Simms is a great enthusiast. He is given to pumping his fist, "wonderful" is one of his favorite words, and he could out-hug Bill Clinton any day. You will laugh, cry and marvel watching him go about his daily business. But if you are aware of the fate of most babies with Down syndrome, you can't watch this movie -- to be released Oct. 18 -- without a sense of sadness.
We say we are a "compassionate" society, and we make a quasi-religion of celebrating difference. Yet these different children, who make a special call on our resources of love, are systematically eliminated in the womb. Estimates are that 80 percent to 90 percent of parents who learn from prenatal tests that the child might have Down syndrome end the pregnancy. One pediatrician calls it "a cultural norm" to end such pregnancies. Shame on us.
It is hard to blame the parents. Abortion in such cases is a decision born of fear, heartbreak and a misbegotten sense of compassion. But "Shorty" will help potential parents understand what a tragic choice termination is -- what it denies the child, the world and themselves.
There is no denying the difficulties to be faced by children with Down syndrome and by their parents. The children will suffer mild to moderate mental retardation and have trouble speaking. More than half of babies with Down syndrome have a congenital heart condition. They are at higher risk for hypothyroidism and Alzheimer's disease.
But the future of such children can be looked at in a different way: Children with Down syndrome have an increased "risk" to have an uncommonly sweet disposition and an irrepressible sense of humor.

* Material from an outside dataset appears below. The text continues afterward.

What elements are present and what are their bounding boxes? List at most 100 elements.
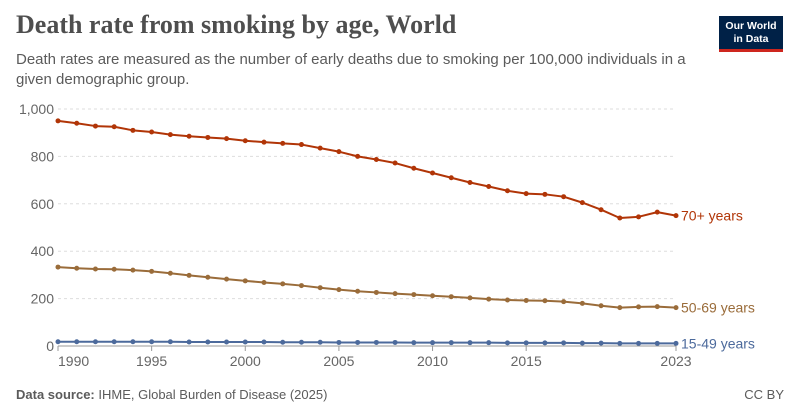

They are an imminent "danger" to prompt those around them to understand the meaning of love and life more deeply.
In recent decades, "the quality of life" -- to use that slightly chilling phrase -- of people with Down syndrome has improved dramatically. Thanks to the activism of parents (and the attentiveness of liberal politicians), services are better than ever. Most Down children will go to public schools and end up working for salary. Life expectancy is now roughly 55 years.
The beauty of "Shorty" is that it conveys how Walter Simms is an utterly complete person. He understands honor, accomplishment, the dignity of work, family, faith, loss, love, joy and -- oh, yeah -- the thrill of athletic victory.

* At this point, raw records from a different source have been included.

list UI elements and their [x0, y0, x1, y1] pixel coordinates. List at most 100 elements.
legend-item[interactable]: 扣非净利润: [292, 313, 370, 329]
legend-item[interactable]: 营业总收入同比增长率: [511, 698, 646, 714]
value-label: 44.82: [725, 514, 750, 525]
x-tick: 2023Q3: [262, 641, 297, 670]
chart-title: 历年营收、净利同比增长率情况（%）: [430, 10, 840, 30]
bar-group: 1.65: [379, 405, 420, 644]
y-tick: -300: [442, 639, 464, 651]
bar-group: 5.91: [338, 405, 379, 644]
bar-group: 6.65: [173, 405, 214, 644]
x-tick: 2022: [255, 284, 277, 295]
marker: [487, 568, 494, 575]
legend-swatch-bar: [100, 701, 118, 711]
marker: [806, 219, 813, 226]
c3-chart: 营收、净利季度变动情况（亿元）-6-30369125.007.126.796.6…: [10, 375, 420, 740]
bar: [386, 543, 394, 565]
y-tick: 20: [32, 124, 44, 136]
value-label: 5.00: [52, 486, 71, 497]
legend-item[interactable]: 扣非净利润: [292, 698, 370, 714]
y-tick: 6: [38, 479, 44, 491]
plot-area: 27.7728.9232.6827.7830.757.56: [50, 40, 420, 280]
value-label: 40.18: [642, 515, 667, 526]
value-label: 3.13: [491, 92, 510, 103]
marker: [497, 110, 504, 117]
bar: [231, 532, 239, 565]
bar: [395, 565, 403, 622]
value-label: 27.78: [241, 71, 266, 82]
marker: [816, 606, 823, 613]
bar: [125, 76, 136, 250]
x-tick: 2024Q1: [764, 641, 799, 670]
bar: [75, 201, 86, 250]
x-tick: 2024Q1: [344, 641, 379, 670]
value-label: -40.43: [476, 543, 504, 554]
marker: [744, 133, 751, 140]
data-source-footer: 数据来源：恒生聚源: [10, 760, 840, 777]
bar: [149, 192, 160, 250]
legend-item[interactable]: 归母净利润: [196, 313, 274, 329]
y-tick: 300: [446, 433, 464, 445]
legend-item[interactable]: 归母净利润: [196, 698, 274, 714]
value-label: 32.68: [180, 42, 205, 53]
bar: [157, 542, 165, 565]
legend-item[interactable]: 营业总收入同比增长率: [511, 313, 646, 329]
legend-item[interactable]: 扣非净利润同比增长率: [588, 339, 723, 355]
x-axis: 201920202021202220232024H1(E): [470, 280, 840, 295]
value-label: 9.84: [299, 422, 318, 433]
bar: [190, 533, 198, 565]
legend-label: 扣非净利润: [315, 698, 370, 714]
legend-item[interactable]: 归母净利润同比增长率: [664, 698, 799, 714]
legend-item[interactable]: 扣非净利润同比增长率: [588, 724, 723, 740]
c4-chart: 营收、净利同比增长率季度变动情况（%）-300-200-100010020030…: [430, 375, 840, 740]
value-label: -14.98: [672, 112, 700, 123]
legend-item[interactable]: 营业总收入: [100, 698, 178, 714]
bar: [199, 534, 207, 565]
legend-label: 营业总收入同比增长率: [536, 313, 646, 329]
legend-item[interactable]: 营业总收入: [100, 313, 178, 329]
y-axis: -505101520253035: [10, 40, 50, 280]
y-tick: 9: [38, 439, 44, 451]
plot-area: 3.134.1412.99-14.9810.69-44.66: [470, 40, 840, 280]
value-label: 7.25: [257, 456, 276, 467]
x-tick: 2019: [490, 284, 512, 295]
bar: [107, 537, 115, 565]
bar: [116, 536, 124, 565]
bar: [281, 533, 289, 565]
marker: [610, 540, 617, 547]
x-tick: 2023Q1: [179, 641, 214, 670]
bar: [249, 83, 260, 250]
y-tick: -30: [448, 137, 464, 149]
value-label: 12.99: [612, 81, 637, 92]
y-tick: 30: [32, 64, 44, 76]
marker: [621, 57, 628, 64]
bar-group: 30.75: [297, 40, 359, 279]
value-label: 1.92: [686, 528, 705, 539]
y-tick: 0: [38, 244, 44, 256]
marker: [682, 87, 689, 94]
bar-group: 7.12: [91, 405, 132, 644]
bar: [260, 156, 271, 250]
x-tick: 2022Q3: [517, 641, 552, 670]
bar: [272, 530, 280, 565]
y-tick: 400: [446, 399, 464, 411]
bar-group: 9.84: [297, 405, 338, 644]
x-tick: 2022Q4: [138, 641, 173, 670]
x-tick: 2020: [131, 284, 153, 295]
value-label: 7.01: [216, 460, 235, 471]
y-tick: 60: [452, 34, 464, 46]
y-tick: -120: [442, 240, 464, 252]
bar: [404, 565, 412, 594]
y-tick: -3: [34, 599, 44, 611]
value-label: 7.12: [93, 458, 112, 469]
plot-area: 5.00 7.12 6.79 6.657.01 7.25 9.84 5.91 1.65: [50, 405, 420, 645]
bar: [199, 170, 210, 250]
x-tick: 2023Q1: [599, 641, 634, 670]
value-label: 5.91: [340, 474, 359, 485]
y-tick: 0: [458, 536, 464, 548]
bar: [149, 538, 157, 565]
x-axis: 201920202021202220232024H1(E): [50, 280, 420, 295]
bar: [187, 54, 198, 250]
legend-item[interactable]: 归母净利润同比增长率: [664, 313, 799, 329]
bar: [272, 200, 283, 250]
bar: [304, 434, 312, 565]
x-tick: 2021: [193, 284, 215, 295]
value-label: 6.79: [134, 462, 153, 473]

How to fight the termination of children with Down syndrome? The first step is for doctors to stop trying to scare parents out of having such children. Mary Salter, a Florida mother who has a Down syndrome son and has written about it, says, "I can't tell you how many times doctors who have seen my son have said to me, 'Didn't you know ahead of time?'"
The rest depends on us as a society choosing to value all of our members equally. A huge advance for children with Down syndrome came when we simply decided to stop institutionalizing them. You can do your small part in a wider campaign of acceptance by having a special greeting ready the next time you run into someone with Down syndrome, and by supporting the National Down Syndrome Society (www.ndss.org).
One of the most remarkable things about Walter Simms is his unshakable determination to be included. He says at one point in "Shorty": "I feel great. This world, I'm a part of it!"